Walking on the balls of his feet, exactly as he’d watched the Russian doing it downstairs in the lobby, Graham approached the Jacuzzi and turned off the jets. He touched two fingers to the side of Slavin’s neck, the water very warm, but, as he expected, there was no pulse. Nonetheless for a man in his profession it paid to be methodical. His life often depended on the care he took with his actions.
He had the entire evening to make his preparations, but he wanted to be finished in time to make a little test of his new persona by ordering room service. Captain Slavin had checked in this early afternoon, interacting with a desk clerk and a bellman, and later this evening he would interact with a room service waiter.

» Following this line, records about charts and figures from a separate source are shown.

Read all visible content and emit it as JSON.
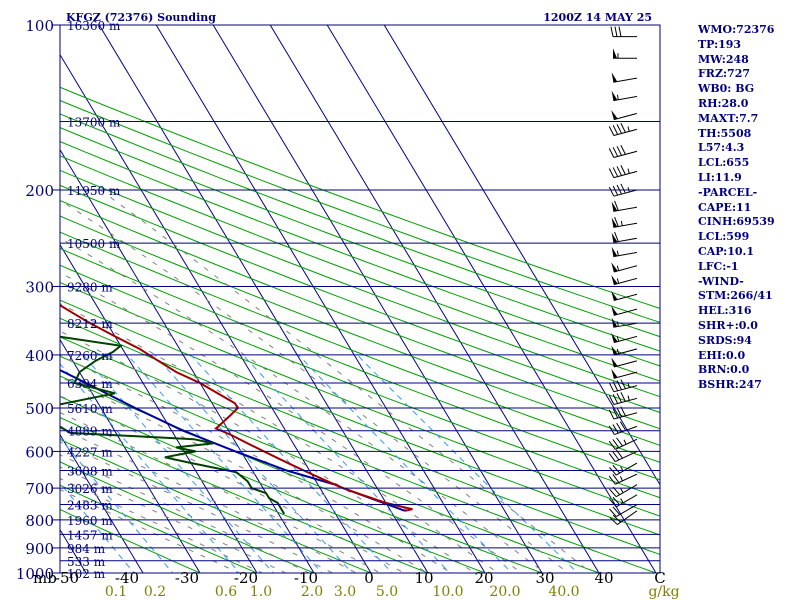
{
  "station": "KFGZ (72376) Sounding",
  "datetime": "1200Z 14 MAY 25",
  "colors": {
    "frame": "#000080",
    "isotherm": "#00008b",
    "dry_adiabat": "#00a000",
    "moist_adiabat": "#808080",
    "mixing_ratio": "#3399ff",
    "temperature": "#a00000",
    "dewpoint": "#004000",
    "parcel": "#0000a0",
    "mixing_label": "#808000"
  },
  "chart_data": {
    "type": "skew-t",
    "pressure_unit": "mb",
    "pressure_levels": [
      1000,
      900,
      800,
      700,
      600,
      500,
      400,
      300,
      200,
      100
    ],
    "pressure_labels": [
      "100",
      "200",
      "300",
      "400",
      "500",
      "600",
      "700",
      "800",
      "900",
      "1000"
    ],
    "height_levels": [
      {
        "p": 100,
        "label": "16360 m"
      },
      {
        "p": 150,
        "label": "13700 m"
      },
      {
        "p": 200,
        "label": "11950 m"
      },
      {
        "p": 250,
        "label": "10500 m"
      },
      {
        "p": 300,
        "label": "9280 m"
      },
      {
        "p": 350,
        "label": "8212 m"
      },
      {
        "p": 400,
        "label": "7260 m"
      },
      {
        "p": 450,
        "label": "6394 m"
      },
      {
        "p": 500,
        "label": "5610 m"
      },
      {
        "p": 550,
        "label": "4889 m"
      },
      {
        "p": 600,
        "label": "4227 m"
      },
      {
        "p": 650,
        "label": "3608 m"
      },
      {
        "p": 700,
        "label": "3026 m"
      },
      {
        "p": 750,
        "label": "2483 m"
      },
      {
        "p": 800,
        "label": "1960 m"
      },
      {
        "p": 850,
        "label": "1457 m"
      },
      {
        "p": 900,
        "label": "984 m"
      },
      {
        "p": 950,
        "label": "533 m"
      },
      {
        "p": 1000,
        "label": "102 m"
      }
    ],
    "temperature_axis_label": "mb",
    "temperature_ticks": [
      "-50",
      "-40",
      "-30",
      "-20",
      "-10",
      "0",
      "10",
      "20",
      "30",
      "40",
      "C"
    ],
    "mixing_ratio_labels": [
      "0.1",
      "0.2",
      "0.6",
      "1.0",
      "2.0",
      "3.0",
      "5.0",
      "10.0",
      "20.0",
      "40.0",
      "g/kg"
    ],
    "temperature_profile": [
      [
        770,
        12.5
      ],
      [
        765,
        14
      ],
      [
        755,
        12
      ],
      [
        745,
        10
      ],
      [
        730,
        8
      ],
      [
        715,
        6
      ],
      [
        700,
        4
      ],
      [
        680,
        2
      ],
      [
        660,
        0
      ],
      [
        640,
        -2
      ],
      [
        620,
        -4
      ],
      [
        600,
        -6
      ],
      [
        580,
        -8
      ],
      [
        560,
        -10
      ],
      [
        545,
        -12
      ],
      [
        530,
        -10
      ],
      [
        515,
        -8
      ],
      [
        500,
        -6
      ],
      [
        490,
        -6
      ],
      [
        470,
        -8
      ],
      [
        450,
        -10
      ],
      [
        430,
        -13
      ],
      [
        410,
        -15
      ],
      [
        390,
        -17
      ],
      [
        370,
        -20
      ],
      [
        350,
        -23
      ],
      [
        335,
        -25
      ],
      [
        320,
        -27
      ],
      [
        305,
        -30
      ],
      [
        290,
        -32
      ],
      [
        275,
        -36
      ],
      [
        260,
        -39
      ],
      [
        245,
        -42
      ],
      [
        235,
        -45
      ],
      [
        225,
        -48
      ],
      [
        215,
        -51
      ],
      [
        205,
        -54
      ],
      [
        190,
        -56
      ],
      [
        175,
        -56
      ],
      [
        165,
        -56
      ],
      [
        155,
        -58
      ],
      [
        145,
        -62
      ],
      [
        135,
        -64
      ],
      [
        125,
        -65
      ],
      [
        115,
        -67
      ],
      [
        108,
        -70
      ],
      [
        102,
        -72
      ],
      [
        100,
        -73
      ]
    ],
    "dewpoint_profile": [
      [
        780,
        -9
      ],
      [
        765,
        -9
      ],
      [
        745,
        -9
      ],
      [
        730,
        -10
      ],
      [
        715,
        -10
      ],
      [
        700,
        -12
      ],
      [
        680,
        -12
      ],
      [
        655,
        -13
      ],
      [
        630,
        -20
      ],
      [
        615,
        -24
      ],
      [
        600,
        -18
      ],
      [
        590,
        -21
      ],
      [
        580,
        -14
      ],
      [
        570,
        -17
      ],
      [
        555,
        -38
      ],
      [
        530,
        -40
      ],
      [
        510,
        -45
      ],
      [
        495,
        -38
      ],
      [
        470,
        -26
      ],
      [
        450,
        -32
      ],
      [
        430,
        -30
      ],
      [
        410,
        -26
      ],
      [
        395,
        -22
      ],
      [
        385,
        -20
      ],
      [
        370,
        -30
      ],
      [
        350,
        -40
      ],
      [
        330,
        -44
      ],
      [
        315,
        -43
      ],
      [
        300,
        -46
      ],
      [
        285,
        -40
      ],
      [
        270,
        -36
      ],
      [
        255,
        -44
      ],
      [
        240,
        -50
      ],
      [
        225,
        -52
      ],
      [
        210,
        -56
      ],
      [
        195,
        -56
      ],
      [
        180,
        -60
      ],
      [
        168,
        -63
      ],
      [
        160,
        -62
      ],
      [
        150,
        -67
      ],
      [
        140,
        -70
      ],
      [
        130,
        -69
      ],
      [
        120,
        -73
      ],
      [
        112,
        -76
      ],
      [
        108,
        -76
      ],
      [
        100,
        -78
      ]
    ],
    "parcel_profile": [
      [
        770,
        12.5
      ],
      [
        700,
        4
      ],
      [
        690,
        3
      ],
      [
        650,
        -4
      ],
      [
        600,
        -11
      ],
      [
        550,
        -18
      ],
      [
        500,
        -24
      ],
      [
        450,
        -30
      ],
      [
        400,
        -37
      ],
      [
        350,
        -44
      ],
      [
        300,
        -52
      ],
      [
        250,
        -61
      ],
      [
        200,
        -69
      ],
      [
        150,
        -77
      ],
      [
        100,
        -89
      ]
    ],
    "wind_barbs": [
      {
        "p": 105,
        "dir": 270,
        "spd": 30
      },
      {
        "p": 115,
        "dir": 270,
        "spd": 55
      },
      {
        "p": 125,
        "dir": 260,
        "spd": 50
      },
      {
        "p": 135,
        "dir": 260,
        "spd": 55
      },
      {
        "p": 145,
        "dir": 255,
        "spd": 50
      },
      {
        "p": 155,
        "dir": 255,
        "spd": 45
      },
      {
        "p": 170,
        "dir": 255,
        "spd": 40
      },
      {
        "p": 185,
        "dir": 255,
        "spd": 45
      },
      {
        "p": 200,
        "dir": 255,
        "spd": 45
      },
      {
        "p": 215,
        "dir": 260,
        "spd": 60
      },
      {
        "p": 230,
        "dir": 260,
        "spd": 65
      },
      {
        "p": 245,
        "dir": 260,
        "spd": 60
      },
      {
        "p": 260,
        "dir": 260,
        "spd": 55
      },
      {
        "p": 275,
        "dir": 255,
        "spd": 55
      },
      {
        "p": 290,
        "dir": 255,
        "spd": 55
      },
      {
        "p": 310,
        "dir": 255,
        "spd": 50
      },
      {
        "p": 330,
        "dir": 255,
        "spd": 50
      },
      {
        "p": 350,
        "dir": 260,
        "spd": 55
      },
      {
        "p": 370,
        "dir": 255,
        "spd": 55
      },
      {
        "p": 390,
        "dir": 255,
        "spd": 55
      },
      {
        "p": 410,
        "dir": 255,
        "spd": 50
      },
      {
        "p": 430,
        "dir": 255,
        "spd": 50
      },
      {
        "p": 455,
        "dir": 255,
        "spd": 45
      },
      {
        "p": 480,
        "dir": 255,
        "spd": 45
      },
      {
        "p": 510,
        "dir": 255,
        "spd": 40
      },
      {
        "p": 540,
        "dir": 250,
        "spd": 40
      },
      {
        "p": 570,
        "dir": 245,
        "spd": 35
      },
      {
        "p": 600,
        "dir": 245,
        "spd": 30
      },
      {
        "p": 630,
        "dir": 240,
        "spd": 25
      },
      {
        "p": 660,
        "dir": 245,
        "spd": 25
      },
      {
        "p": 690,
        "dir": 240,
        "spd": 25
      },
      {
        "p": 720,
        "dir": 240,
        "spd": 25
      },
      {
        "p": 750,
        "dir": 240,
        "spd": 20
      },
      {
        "p": 770,
        "dir": 235,
        "spd": 20
      }
    ]
  },
  "stats": [
    "WMO:72376",
    "TP:193",
    "MW:248",
    "FRZ:727",
    "WB0: BG",
    "RH:28.0",
    "MAXT:7.7",
    "TH:5508",
    "L57:4.3",
    "LCL:655",
    "LI:11.9",
    "-PARCEL-",
    "CAPE:11",
    "CINH:69539",
    "LCL:599",
    "CAP:10.1",
    "LFC:-1",
    "-WIND-",
    "STM:266/41",
    "HEL:316",
    "SHR+:0.0",
    "SRDS:94",
    "EHI:0.0",
    "BRN:0.0",
    "BSHR:247"
  ]
}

Continuity. A Russian checked in, a Russian ordered dinner, and a Russian checked out. The same Russian.
He took his pistol and gloves back into the bedroom where he stripped off all of his clothing, laying his things on the bed next to the Russian’s leather satchel and garment bag. He was nearly two inches shorter than Slavin, but with the same general build. It had taken him two months to find a ship captain whom he could impersonate. And another two months studying the man’s mannerisms and habits before he was certain he could fool everyone, except someone who’d sailed with the real Slavin before. And finally, the necessary strings had been pulled with GAC to have Slavin assigned to the right ship.
That had been the easy part for bin Laden. GAC, which was responsible for carrying all of Venezuela’s oil around the world, maintained its international headquarters in Dubai, United Arab Emirates, and brothers in Dar al Islam did each other favors, no questions asked. It was the symmetry of the thing that Graham most admired.
Back in the bathroom, Graham grabbed hold of the Russian’s elbows and heaved him up over the side and onto the tiled floor like a landed fish. It was difficult because the body was slippery, and out of the water it was more than eighty kilos of deadweight. He rolled the corpse over and dried it with a bath towel, making certain that it was leaking no fluids that could stain the carpeting downstairs in the sitting room.